Head circumference: what it is and how it is measured

head circumference measurement

The head circumference is the circumference that passes through forehead and occiput. To measure it, use a non-stretch tape, circle it looking for the largest contour and repeat the measurement at least 2-3 times to minimize errors.

Growth is dynamic: in the first months the PC can increase rapidly and then slows down. The trajectory in the curves matters, not just an isolated value. Values ​​above or below 2-2,5 standard deviations require assessment.

In addition to size, considerations are given to weight and size, neurological development and the PC of the parents to discern benign family forms.

What a larger head circumference (large head) can mean

  • Meningitis: inflammation of the membranes of the brain and spinal cord by germs.
  • Internal bleeding of the head.

Other tables to consider: benign hyperplasia of the subarachnoid space, arteriovenous malformations and bone thickeningWarning signs of intracranial hypertension: irritability, vomiting, tense fontanelle, or rising sun eyes.
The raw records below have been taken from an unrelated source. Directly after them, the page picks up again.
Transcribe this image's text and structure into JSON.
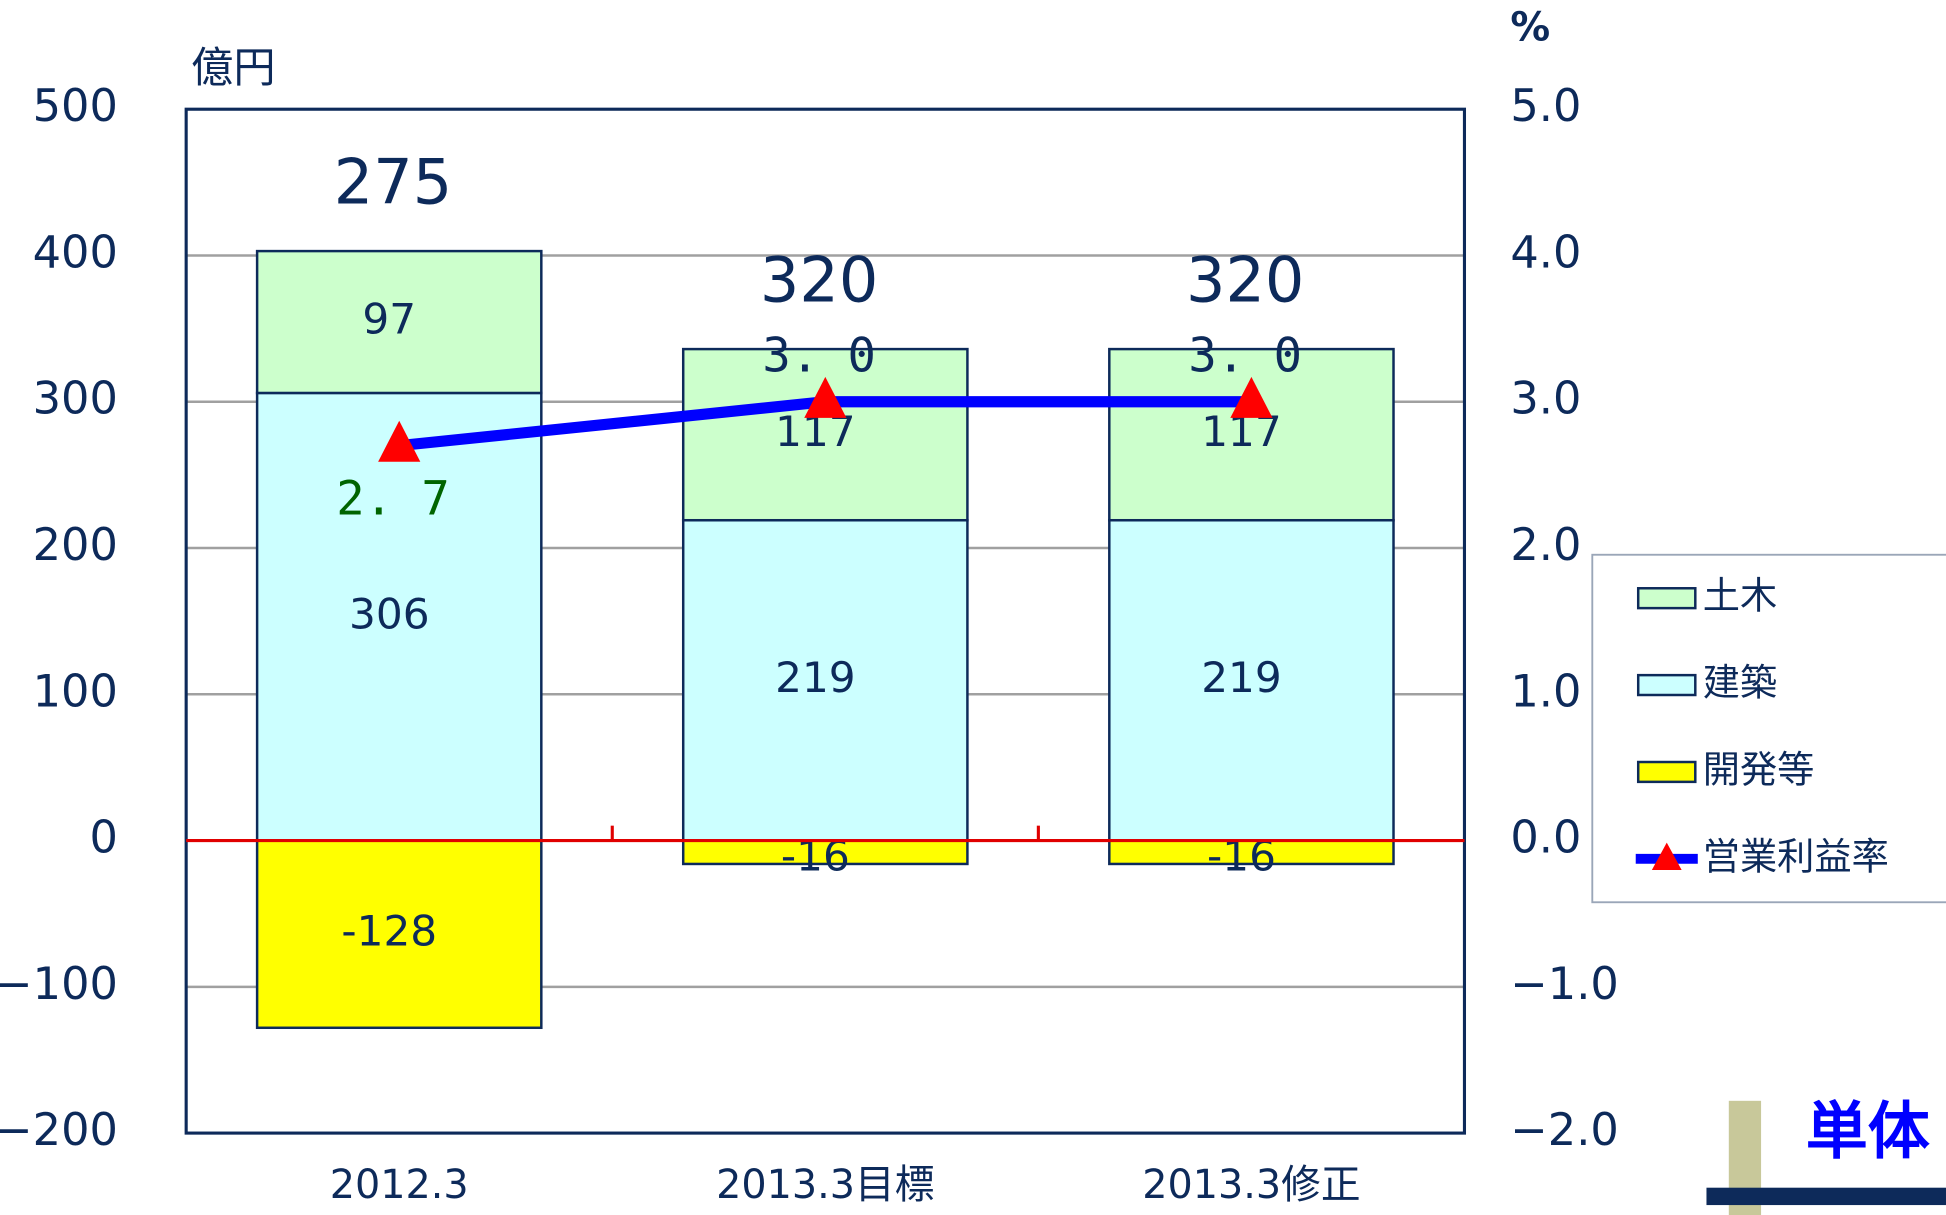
{
  "chart_data": {
    "type": "bar",
    "stacked": true,
    "title_corner": "単体",
    "ylabel": "億円",
    "y2label": "%",
    "categories": [
      "2012.3",
      "2013.3目標",
      "2013.3修正"
    ],
    "series": [
      {
        "name": "開発等",
        "color": "#ffff00",
        "values": [
          -128,
          -16,
          -16
        ]
      },
      {
        "name": "建築",
        "color": "#ccffff",
        "values": [
          306,
          219,
          219
        ]
      },
      {
        "name": "土木",
        "color": "#ccffcc",
        "values": [
          97,
          117,
          117
        ]
      },
      {
        "name": "営業利益率",
        "type": "line",
        "axis": "y2",
        "color": "#0000ff",
        "marker_color": "#ff0000",
        "values": [
          2.7,
          3.0,
          3.0
        ],
        "value_labels": [
          "2. 7",
          "3. 0",
          "3. 0"
        ]
      }
    ],
    "totals": [
      275,
      320,
      320
    ],
    "ylim": [
      -200,
      500
    ],
    "yticks": [
      {
        "value": -200,
        "label": "−200"
      },
      {
        "value": -100,
        "label": "−100"
      },
      0,
      100,
      200,
      300,
      400,
      500
    ],
    "y2lim": [
      -2,
      5
    ],
    "y2ticks": [
      {
        "value": -2,
        "label": "−2.0"
      },
      {
        "value": -1,
        "label": "−1.0"
      },
      {
        "value": 0,
        "label": "0.0"
      },
      {
        "value": 1,
        "label": "1.0"
      },
      {
        "value": 2,
        "label": "2.0"
      },
      {
        "value": 3,
        "label": "3.0"
      },
      {
        "value": 4,
        "label": "4.0"
      },
      {
        "value": 5,
        "label": "5.0"
      }
    ],
    "grid": true,
    "legend": "right"
  }
}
What a smaller head circumference (small head) can mean

  • microcephaly: due to reduced brain growth (genetic, infectious or nutritional).
  • Poor brain development.
  • Malnutrition.
  • Early fusion of the cranial bones (craniosynostosis).
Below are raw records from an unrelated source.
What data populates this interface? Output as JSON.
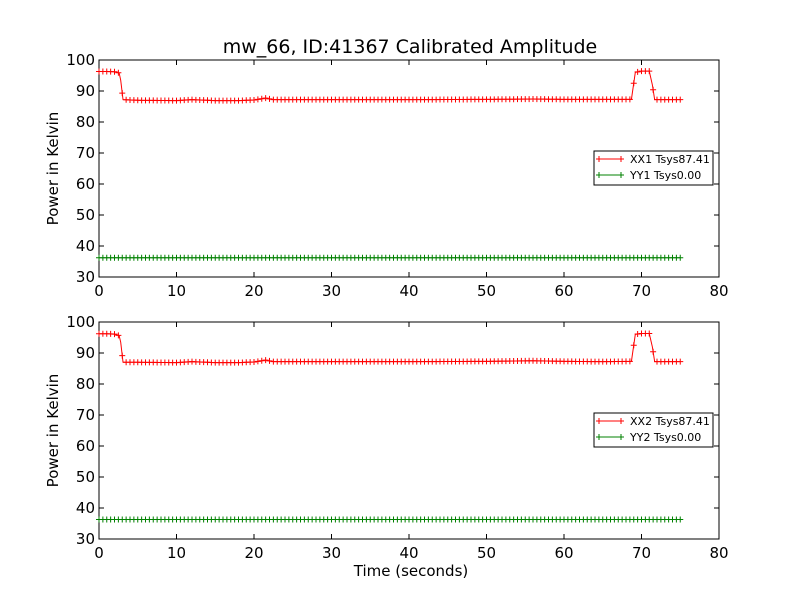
{
  "title": "mw_66, ID:41367 Calibrated Amplitude",
  "colors": {
    "xx": "#ff0000",
    "yy": "#008000"
  },
  "chart_data": [
    {
      "type": "line",
      "xlim": [
        0,
        80
      ],
      "ylim": [
        30,
        100
      ],
      "xticks": [
        0,
        10,
        20,
        30,
        40,
        50,
        60,
        70,
        80
      ],
      "yticks": [
        30,
        40,
        50,
        60,
        70,
        80,
        90,
        100
      ],
      "xlabel": "",
      "ylabel": "Power in Kelvin",
      "grid": false,
      "legend_position": "center-right",
      "series": [
        {
          "name": "XX1 Tsys87.41",
          "color": "#ff0000",
          "marker": "+",
          "points": [
            [
              0,
              96.3
            ],
            [
              1,
              96.3
            ],
            [
              2,
              96.2
            ],
            [
              2.6,
              95.8
            ],
            [
              2.8,
              93.5
            ],
            [
              3.1,
              87.2
            ],
            [
              5,
              87.0
            ],
            [
              10,
              86.9
            ],
            [
              12,
              87.2
            ],
            [
              15,
              86.9
            ],
            [
              18,
              86.9
            ],
            [
              20,
              87.1
            ],
            [
              21.5,
              87.7
            ],
            [
              22.5,
              87.2
            ],
            [
              30,
              87.2
            ],
            [
              40,
              87.2
            ],
            [
              50,
              87.3
            ],
            [
              56,
              87.4
            ],
            [
              60,
              87.3
            ],
            [
              65,
              87.3
            ],
            [
              68.7,
              87.3
            ],
            [
              69.2,
              96.0
            ],
            [
              70,
              96.4
            ],
            [
              71,
              96.4
            ],
            [
              71.4,
              92.0
            ],
            [
              71.7,
              87.2
            ],
            [
              75,
              87.2
            ]
          ]
        },
        {
          "name": "YY1 Tsys0.00",
          "color": "#008000",
          "marker": "+",
          "points": [
            [
              0,
              36.2
            ],
            [
              75,
              36.2
            ]
          ]
        }
      ]
    },
    {
      "type": "line",
      "xlim": [
        0,
        80
      ],
      "ylim": [
        30,
        100
      ],
      "xticks": [
        0,
        10,
        20,
        30,
        40,
        50,
        60,
        70,
        80
      ],
      "yticks": [
        30,
        40,
        50,
        60,
        70,
        80,
        90,
        100
      ],
      "xlabel": "Time (seconds)",
      "ylabel": "Power in Kelvin",
      "grid": false,
      "legend_position": "center-right",
      "series": [
        {
          "name": "XX2 Tsys87.41",
          "color": "#ff0000",
          "marker": "+",
          "points": [
            [
              0,
              96.2
            ],
            [
              1,
              96.2
            ],
            [
              2,
              96.1
            ],
            [
              2.6,
              95.6
            ],
            [
              2.8,
              93.5
            ],
            [
              3.1,
              87.0
            ],
            [
              5,
              87.0
            ],
            [
              10,
              86.9
            ],
            [
              12,
              87.2
            ],
            [
              15,
              86.9
            ],
            [
              18,
              86.9
            ],
            [
              20,
              87.1
            ],
            [
              21.5,
              87.7
            ],
            [
              22.5,
              87.2
            ],
            [
              30,
              87.2
            ],
            [
              40,
              87.2
            ],
            [
              50,
              87.3
            ],
            [
              56,
              87.5
            ],
            [
              60,
              87.3
            ],
            [
              65,
              87.2
            ],
            [
              68.7,
              87.3
            ],
            [
              69.2,
              96.0
            ],
            [
              70,
              96.3
            ],
            [
              71,
              96.3
            ],
            [
              71.4,
              92.0
            ],
            [
              71.7,
              87.2
            ],
            [
              75,
              87.2
            ]
          ]
        },
        {
          "name": "YY2 Tsys0.00",
          "color": "#008000",
          "marker": "+",
          "points": [
            [
              0,
              36.3
            ],
            [
              75,
              36.3
            ]
          ]
        }
      ]
    }
  ]
}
Can be congenital (from birth) or postnatal (PC stagnates or falls in percentile). Investigate in utero exposures, infections, syndromes, and dysmorphic features.
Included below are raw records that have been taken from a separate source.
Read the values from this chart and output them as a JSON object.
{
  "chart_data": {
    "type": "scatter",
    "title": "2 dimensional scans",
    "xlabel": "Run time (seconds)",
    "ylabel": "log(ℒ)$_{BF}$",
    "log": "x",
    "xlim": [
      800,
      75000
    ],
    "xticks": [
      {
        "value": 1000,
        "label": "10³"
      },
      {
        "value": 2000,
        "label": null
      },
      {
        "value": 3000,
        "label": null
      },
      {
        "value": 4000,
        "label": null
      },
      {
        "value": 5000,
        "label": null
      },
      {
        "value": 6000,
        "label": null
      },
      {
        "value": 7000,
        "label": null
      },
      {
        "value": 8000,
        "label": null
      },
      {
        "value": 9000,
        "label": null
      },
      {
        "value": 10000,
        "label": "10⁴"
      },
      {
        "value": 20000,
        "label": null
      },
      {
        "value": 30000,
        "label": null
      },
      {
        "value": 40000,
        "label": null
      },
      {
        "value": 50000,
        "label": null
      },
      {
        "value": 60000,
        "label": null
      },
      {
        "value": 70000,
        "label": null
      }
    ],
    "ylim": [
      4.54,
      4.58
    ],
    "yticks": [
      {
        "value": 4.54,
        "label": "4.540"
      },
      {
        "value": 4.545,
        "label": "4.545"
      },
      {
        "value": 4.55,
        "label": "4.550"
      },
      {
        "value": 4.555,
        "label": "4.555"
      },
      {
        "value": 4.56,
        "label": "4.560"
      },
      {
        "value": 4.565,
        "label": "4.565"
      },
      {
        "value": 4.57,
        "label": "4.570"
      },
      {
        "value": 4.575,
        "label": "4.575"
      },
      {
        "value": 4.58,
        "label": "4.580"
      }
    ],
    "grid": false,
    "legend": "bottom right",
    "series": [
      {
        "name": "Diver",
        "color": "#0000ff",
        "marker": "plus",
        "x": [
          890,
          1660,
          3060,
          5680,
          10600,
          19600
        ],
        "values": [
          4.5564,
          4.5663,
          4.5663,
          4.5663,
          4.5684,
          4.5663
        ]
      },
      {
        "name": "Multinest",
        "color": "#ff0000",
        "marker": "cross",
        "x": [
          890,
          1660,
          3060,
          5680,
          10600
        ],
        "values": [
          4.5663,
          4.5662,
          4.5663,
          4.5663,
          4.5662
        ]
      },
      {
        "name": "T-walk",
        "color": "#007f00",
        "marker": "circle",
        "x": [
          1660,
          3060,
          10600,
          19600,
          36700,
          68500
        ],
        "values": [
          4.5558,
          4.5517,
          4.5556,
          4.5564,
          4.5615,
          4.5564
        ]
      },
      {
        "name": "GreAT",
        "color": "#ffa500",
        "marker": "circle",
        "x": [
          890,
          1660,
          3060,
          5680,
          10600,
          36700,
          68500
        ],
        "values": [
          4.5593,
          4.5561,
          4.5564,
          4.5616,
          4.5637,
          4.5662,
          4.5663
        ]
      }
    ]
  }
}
When to consult and how to study

Check if the PC is >2 SD or <-2 SD, if jumps percentiles rapidly or there are neurological symptoms. The evaluation includes history, examination, measure parental PC, and according to findings, transfontanellar ultrasound, CT or MRI. In selected cases, tests genetic and metabolic.


An altered PC does not always imply disease, but requires follow-up growth and neurodevelopment, informing the family about warning signs.